3 Getting Started with R and Studio
3.1 Introduction to R and RStudio
R is a core computational platform for statistical analysis. It was developed a number of years ago to create an open source environment for advanced computing in statistics and has since become the standard for statistical analysis in the field, replacing commercial packages like SAS and SPSS for the most part. Learning R is an essential part of becoming a scientist who is able to work at the cutting edge of statistical analysis – or even to perform conventional statistical tests (e.g. a t-test) in a standard way. An important part of R is that it is script-based, which makes it easy to create reproducible analysis pipelines, which is an emerging feature of the open data/open analysis movement in science. This is becoming an important component of publication and sharing of research results, so being able to engage fully with this effort is something that all young scientists should do.
RMarkdown is an extra layer placed on top of R that makes it easy to integrate text explanations of what is going on, native R code/scripts, and R output all in one document. The final result can be put into a variety of forms, including webpages, pdf documents, Word documents, etc. Entire books are now written in RMarkdown and its relatives. It is a great way to make quick webpages, like this document, for instance.
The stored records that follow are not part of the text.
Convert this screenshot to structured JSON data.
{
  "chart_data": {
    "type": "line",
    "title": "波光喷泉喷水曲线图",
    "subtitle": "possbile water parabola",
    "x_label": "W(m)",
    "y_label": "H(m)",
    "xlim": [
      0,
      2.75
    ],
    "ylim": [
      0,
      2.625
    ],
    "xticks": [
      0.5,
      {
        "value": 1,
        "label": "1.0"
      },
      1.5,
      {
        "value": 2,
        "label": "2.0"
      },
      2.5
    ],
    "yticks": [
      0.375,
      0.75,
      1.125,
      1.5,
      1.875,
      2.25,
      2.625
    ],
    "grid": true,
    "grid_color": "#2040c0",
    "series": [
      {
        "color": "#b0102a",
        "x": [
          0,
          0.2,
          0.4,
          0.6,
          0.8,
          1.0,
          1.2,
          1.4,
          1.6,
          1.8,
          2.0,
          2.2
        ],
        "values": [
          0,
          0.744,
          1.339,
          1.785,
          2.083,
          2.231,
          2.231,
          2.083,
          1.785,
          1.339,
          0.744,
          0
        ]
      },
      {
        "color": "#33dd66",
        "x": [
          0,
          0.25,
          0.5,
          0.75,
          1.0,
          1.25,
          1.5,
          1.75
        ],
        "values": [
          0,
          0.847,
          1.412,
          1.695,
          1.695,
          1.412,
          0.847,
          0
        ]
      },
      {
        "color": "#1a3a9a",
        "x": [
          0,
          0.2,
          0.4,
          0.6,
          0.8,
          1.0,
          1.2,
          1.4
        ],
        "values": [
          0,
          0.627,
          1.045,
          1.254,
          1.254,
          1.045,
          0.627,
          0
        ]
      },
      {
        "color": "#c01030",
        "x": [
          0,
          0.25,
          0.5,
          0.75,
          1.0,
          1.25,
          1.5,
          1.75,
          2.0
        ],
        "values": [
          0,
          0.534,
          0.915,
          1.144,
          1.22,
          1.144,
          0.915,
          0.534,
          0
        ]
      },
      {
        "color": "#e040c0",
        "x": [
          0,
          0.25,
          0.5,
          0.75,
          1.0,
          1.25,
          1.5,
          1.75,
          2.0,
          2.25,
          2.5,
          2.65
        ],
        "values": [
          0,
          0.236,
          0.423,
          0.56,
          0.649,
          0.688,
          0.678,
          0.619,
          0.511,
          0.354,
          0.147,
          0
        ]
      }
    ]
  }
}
It is very easy to use and will be the format that I use to distribute your assignments to you and that you will use to turn in your assignments.
R Projects are a simple way of designating a working directory in which to house files related to a given, well, project. Those files might include primary data and metadata files ready for reading into R, .R scripts, Rmarkdown files, and output such as Rmarkdown-rendered .html files or individual plots, for example. The nice thing about organizing your work with R Projects is that you can keep everything needed to reproduce an analysis in a single directory on your computer. You can open an R Project in RStudio by opening the project’s index (.RProj) file, which will automatically set your working directory to that of the project and facilitate loading any saved environments, etc.
In Chapter 6 we will begin working in R and RStudio, but you can get them installed now (in that order) on your computer, if you haven’t already. Get the most recent released R version by following this link:
We will do our work using Rstudio, which is a powerful and convenient user interface for R, and can be downloaded from here for installation: RStudio
3.1.1 Learning resources
There are tons of resources for learning R and RMarkdown on the internet. Here are just a few, but you will no doubt find your own favorites as you become routine R users.
There is an organized group that is dedicated to training in R called DataCamp (https://www.datacamp.com/). They provide all of the basics for free. They actually have training for most data science platforms. RStudio provides links for training directly related to R and RMarkdown here: RStudio Training
There are also many, many R training videos on YouTube. Most of them are very well meaning but may not be as in-depth as you want.
You can also go the old “paper” manual route by reading the materials provided by R itself: R manual
In reality, if you want to do almost anything in R, simply type in what you are interested in doing into Google and include “in R” and a whole bunch of links telling you exactly what to do will magically appear. Most of them appear as discussions on websites like StackOverflow and Stats.StackExchange. In that case, the first thing that you see is the question–usually someone doing it just a bit wrong–so you should scroll down to see the right way to do it in the answers. It is really an amazing resource that will speed you along in nearly every form of analysis that you are interested in.
Please do not hesitate to contact us if you have questions or run into obstacles. The point of this class is to learn by doing, but our aim is that the doing should involve reasonable first efforts supplemented with help if needed. Also, many of your classmates have some experience with R, writing code, or statistics in general, so they are an excellent resource as well!